Ah, today has been good! I only managed to read one chapter but it was a very important one and full of info that I have been worried about since being in India!

It is starting to make me fear going back to complete my fieldwork less... Which is qute an achievement. And is giving me a structure and framework within which to think and plan my actions for work in India. What a relief! All the issues I had about how to approach people in India, how to place myself in the research, and all the criticisms I hold about development work - while I was in the thick of it and, therefore, a horrible hypocrite - carrying all these worries around like guilty baggage has been addressed and rationalised in this one chapter. I am also building up a great reading list to continue these thoughts and avenues of exploration. For the first time in ages I feel like I actually own my work, and am like a proper PhD student.

Only downfall is that I keep forgetting that tomorrow is Friday! I keep thinking I still have two full days of work before the weekend but I don't. Oh well, is only of pyschological import.

Fantastically as well, today I found a pottery course that is just up the road! And it is affordable! That would be fabulous! BUT it starts on Monday! Will I have time to join? I dunno - am going to London on Saturday for a friend's birthday barbecue which threatens to be an all-dayer at the pub (threatens?! Who am I kidding - *will* be) and should be driving back up on Sunday but have made provisions to maybe stay on Sun if too hungover/drunk to drive. Anyway, it may not come off but I hope it does! Would be brilliant, such a great anecdote to work.

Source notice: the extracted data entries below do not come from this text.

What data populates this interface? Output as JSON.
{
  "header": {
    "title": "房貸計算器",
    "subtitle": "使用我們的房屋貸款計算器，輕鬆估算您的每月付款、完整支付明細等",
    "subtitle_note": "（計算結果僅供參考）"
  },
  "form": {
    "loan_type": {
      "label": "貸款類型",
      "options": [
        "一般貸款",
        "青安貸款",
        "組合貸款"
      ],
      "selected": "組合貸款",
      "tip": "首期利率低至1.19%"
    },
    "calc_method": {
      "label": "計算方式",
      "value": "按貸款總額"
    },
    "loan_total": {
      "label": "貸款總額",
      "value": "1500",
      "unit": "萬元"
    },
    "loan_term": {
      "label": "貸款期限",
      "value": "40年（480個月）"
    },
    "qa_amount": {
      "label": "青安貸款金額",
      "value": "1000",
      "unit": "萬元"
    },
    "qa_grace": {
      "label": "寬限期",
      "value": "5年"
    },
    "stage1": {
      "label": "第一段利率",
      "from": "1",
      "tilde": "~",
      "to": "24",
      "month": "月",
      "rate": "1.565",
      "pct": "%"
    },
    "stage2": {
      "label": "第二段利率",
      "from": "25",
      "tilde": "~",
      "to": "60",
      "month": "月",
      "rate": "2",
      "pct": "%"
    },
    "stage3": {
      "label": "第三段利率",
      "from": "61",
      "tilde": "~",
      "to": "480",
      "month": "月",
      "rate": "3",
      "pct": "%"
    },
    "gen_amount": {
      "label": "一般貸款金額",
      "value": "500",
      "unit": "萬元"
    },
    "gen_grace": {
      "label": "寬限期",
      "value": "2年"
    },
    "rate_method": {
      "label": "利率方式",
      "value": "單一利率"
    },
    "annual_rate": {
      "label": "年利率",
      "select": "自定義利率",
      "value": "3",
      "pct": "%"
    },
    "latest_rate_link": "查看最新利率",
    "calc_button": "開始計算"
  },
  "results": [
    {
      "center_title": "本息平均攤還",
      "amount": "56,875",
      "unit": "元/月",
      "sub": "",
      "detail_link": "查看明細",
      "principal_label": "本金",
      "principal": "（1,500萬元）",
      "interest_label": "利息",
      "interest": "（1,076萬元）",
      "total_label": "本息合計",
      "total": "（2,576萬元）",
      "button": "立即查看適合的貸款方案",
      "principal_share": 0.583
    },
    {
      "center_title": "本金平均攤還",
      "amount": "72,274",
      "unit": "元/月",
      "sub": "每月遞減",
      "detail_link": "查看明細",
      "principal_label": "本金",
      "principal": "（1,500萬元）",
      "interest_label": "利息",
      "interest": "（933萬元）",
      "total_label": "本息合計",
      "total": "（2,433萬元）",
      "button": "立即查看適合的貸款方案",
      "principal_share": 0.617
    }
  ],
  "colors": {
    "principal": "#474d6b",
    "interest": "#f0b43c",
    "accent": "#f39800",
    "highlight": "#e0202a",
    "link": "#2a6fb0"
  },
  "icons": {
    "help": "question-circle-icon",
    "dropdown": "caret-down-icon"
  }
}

So that's me. Finally, finally, me and work are getting on again. I am also starting to feel that I have routine as well - I work in the week and then I have the weekend off. This is because this is what I have been doing! Been able to do too - am not off getting engaged/having beeday parties/moving house/grieving any more. So as I settle down I hope to become soooo much more productive and start to enjoy life more, instead of trying to settle down constantly!

Deadline day 1 June... I feel very confident that I will have something to say. I feel so much like this reading will spread its tenticles and create my methodology: the theoretical guidelines needed to help me order my thoughts, inform my ethics, choose methods, influence and justify how I interact and present myself in India, and how I finally analyse my data. EXCELLENT!!!!